Lastly, our methods implicitly assume that the covariates can be measured without error. For example, if the exact location of a whooping crane group is known, we can measure the two habitat covariates exactly or, at least, with minimal error. This may not be true for analyses deriving covariates from sparse or interpolated environmental data (i.e. where the covariate at the true location is a prediction, not a measurement). Our methods do not address this additional error and is an area of needed research (Foster, Shimadzu & Darnell 2012).
When possible, we recommend field biologists to expend additional effort to obtain accurate location estimates. For our example, it seems reasonable that the accuracy of the location records for whooping cranes could be increased with minimal effort. When analysing presence-only records, corrective methods such as regression calibration may be the only option to explore the effects of and possibly correct for errors in the location data. Alternatively, we could have only used the 32 exact locations in our analysis or ignored the location error. Using the 32 exact locations would have resulted in a loss of 53·7% of the data. Our practical experience with wildlife biologists and managers suggests analysis of the full data set would be more desirable for informing conservation decisions. Ignoring location error and analysing the full data set would have resulted in a different conclusion. For example, based on a 95% CI covering zero, by ignoring location errors, we would have concluded that whooping crane group abundance is not related to the proportion of development within a 100-m-radius buffer, when in fact the effect is negative (c.f. Exact and Section; Fig. 2).
Whether one chooses to correct for location errors or not depends on the specifics of the data collection process, the available data and the geographical and environmental space the species occupies. The effects of location errors on coefficient estimates can be difficult or impossible to anticipate without additional contextual information (e.g. Fig. 1). Even if there is additional information available, the effect location errors have on coefficient estimates will become very complex as more covariates are added to the SDM and as more complex relationships between the covariates and intensity of abundance are explored. Regardless, calibrated regression can reduce the inherent biases in the data, but the method requires some exact location records and knowledge of the mechanism of accuracy degradation.
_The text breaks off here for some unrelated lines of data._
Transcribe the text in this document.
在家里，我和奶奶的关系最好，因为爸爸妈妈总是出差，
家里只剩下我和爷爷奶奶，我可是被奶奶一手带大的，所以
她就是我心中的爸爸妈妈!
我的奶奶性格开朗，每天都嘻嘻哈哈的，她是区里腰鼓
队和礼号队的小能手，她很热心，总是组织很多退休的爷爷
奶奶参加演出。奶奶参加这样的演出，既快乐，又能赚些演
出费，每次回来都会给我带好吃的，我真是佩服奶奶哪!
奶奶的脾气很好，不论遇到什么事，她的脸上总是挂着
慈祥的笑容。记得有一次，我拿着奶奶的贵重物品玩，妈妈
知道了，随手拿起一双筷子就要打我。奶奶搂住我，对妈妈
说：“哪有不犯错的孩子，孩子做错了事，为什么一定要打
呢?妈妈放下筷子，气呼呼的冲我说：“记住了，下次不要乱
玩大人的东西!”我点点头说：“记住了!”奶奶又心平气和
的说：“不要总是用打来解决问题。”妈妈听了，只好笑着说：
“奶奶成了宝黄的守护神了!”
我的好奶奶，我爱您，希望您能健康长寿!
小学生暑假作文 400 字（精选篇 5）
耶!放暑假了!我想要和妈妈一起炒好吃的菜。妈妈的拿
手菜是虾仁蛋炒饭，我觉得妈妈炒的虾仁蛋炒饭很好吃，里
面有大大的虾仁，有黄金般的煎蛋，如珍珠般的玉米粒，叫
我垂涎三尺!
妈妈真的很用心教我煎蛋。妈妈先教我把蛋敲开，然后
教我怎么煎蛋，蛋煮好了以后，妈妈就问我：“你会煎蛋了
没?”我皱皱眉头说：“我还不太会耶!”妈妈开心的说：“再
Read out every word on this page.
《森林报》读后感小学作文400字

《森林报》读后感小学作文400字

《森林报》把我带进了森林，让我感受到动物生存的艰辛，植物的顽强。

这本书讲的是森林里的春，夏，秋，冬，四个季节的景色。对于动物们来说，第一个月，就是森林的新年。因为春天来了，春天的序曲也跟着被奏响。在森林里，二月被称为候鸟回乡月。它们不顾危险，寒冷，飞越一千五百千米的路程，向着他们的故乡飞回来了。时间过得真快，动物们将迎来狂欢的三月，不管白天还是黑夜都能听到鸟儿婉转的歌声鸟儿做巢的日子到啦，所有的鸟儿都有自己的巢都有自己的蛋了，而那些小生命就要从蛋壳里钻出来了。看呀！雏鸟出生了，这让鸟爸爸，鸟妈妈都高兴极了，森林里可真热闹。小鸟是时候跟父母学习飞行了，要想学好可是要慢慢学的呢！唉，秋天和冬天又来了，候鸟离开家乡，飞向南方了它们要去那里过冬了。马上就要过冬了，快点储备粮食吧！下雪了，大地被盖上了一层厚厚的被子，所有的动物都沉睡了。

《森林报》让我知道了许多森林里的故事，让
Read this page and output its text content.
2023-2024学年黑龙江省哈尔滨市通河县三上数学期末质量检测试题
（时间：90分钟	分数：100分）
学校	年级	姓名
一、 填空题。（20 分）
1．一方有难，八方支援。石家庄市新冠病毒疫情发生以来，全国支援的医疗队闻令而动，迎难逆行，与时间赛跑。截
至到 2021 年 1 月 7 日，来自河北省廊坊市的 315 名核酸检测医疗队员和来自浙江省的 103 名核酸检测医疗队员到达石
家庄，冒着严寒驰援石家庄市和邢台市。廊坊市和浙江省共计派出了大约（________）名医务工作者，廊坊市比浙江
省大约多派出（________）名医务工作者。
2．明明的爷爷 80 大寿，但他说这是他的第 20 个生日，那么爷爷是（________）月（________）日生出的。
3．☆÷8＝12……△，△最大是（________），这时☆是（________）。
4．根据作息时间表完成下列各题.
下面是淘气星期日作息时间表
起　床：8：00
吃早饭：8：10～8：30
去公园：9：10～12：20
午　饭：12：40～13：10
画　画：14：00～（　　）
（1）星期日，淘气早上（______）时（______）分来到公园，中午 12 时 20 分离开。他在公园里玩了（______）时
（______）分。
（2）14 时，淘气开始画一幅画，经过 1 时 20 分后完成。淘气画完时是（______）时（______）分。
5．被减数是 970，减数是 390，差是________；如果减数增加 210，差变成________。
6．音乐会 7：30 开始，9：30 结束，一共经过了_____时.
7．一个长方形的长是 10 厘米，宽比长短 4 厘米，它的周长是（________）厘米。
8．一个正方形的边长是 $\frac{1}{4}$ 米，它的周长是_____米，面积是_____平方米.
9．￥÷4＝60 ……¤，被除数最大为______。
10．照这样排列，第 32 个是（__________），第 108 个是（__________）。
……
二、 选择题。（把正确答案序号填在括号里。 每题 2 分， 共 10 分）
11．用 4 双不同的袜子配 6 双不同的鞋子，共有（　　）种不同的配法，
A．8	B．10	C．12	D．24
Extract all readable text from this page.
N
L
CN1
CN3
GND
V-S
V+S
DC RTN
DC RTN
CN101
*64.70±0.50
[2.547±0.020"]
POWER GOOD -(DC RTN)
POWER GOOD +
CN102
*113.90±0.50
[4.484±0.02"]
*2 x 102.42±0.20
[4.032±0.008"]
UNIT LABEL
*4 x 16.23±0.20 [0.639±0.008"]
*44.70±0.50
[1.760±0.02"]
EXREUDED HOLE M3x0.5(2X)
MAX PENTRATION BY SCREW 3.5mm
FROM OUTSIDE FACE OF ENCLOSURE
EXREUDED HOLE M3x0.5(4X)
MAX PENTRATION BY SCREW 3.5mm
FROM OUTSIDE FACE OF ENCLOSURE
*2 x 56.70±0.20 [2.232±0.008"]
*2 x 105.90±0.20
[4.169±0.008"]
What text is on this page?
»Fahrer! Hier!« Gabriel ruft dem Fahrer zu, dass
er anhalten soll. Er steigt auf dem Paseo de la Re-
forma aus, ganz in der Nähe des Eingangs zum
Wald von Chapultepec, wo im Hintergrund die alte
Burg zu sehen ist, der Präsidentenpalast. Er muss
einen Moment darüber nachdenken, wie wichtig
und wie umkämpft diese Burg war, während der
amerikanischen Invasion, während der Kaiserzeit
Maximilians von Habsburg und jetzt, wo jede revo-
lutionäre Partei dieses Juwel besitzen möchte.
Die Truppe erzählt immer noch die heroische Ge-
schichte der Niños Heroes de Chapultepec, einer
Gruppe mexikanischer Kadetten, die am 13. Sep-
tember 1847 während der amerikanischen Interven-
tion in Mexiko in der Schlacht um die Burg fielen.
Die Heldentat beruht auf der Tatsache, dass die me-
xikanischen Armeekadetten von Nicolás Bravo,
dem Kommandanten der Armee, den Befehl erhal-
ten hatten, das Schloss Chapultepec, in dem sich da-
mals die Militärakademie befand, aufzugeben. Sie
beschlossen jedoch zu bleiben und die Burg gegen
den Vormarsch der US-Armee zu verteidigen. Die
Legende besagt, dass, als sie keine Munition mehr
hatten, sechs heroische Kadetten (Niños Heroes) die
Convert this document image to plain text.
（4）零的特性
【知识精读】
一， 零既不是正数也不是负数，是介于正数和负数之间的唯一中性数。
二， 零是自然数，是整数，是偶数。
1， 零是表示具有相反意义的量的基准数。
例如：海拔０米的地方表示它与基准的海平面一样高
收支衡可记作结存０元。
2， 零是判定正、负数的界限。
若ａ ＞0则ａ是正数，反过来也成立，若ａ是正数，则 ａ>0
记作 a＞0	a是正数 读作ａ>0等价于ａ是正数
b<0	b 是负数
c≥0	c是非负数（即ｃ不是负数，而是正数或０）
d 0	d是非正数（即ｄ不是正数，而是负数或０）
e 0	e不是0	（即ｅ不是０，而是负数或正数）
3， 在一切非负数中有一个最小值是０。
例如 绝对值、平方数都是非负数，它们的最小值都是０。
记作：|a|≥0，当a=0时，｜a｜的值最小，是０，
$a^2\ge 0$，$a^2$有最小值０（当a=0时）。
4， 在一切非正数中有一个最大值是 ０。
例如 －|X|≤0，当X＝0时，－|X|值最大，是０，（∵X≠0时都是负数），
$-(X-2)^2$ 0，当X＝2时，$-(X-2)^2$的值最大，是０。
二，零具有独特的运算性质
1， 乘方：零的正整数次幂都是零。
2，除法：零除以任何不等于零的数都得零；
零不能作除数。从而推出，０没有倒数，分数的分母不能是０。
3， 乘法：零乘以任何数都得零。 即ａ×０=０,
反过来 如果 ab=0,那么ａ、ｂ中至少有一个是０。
We thank all the citizens who reported sightings of whooping cranes and the United States Fish and Wildlife Service for maintaining the data base. We thank R. Grosse for developing NLCD data layers used in this analysis. We thank five anonymous reviewers, the Associate Editor and K. Lawry for comments that improved the quality of this manuscript. This research was supported by funding from the Platte River Recovery Implementation Program and the National Science Foundation Integrative Graduate Education and Research Traineeship (NSF-DGE-0903469).
The source data for these analyses are archived in the Dryad Digital Repository doi: 10.5061/dryad.h81s5.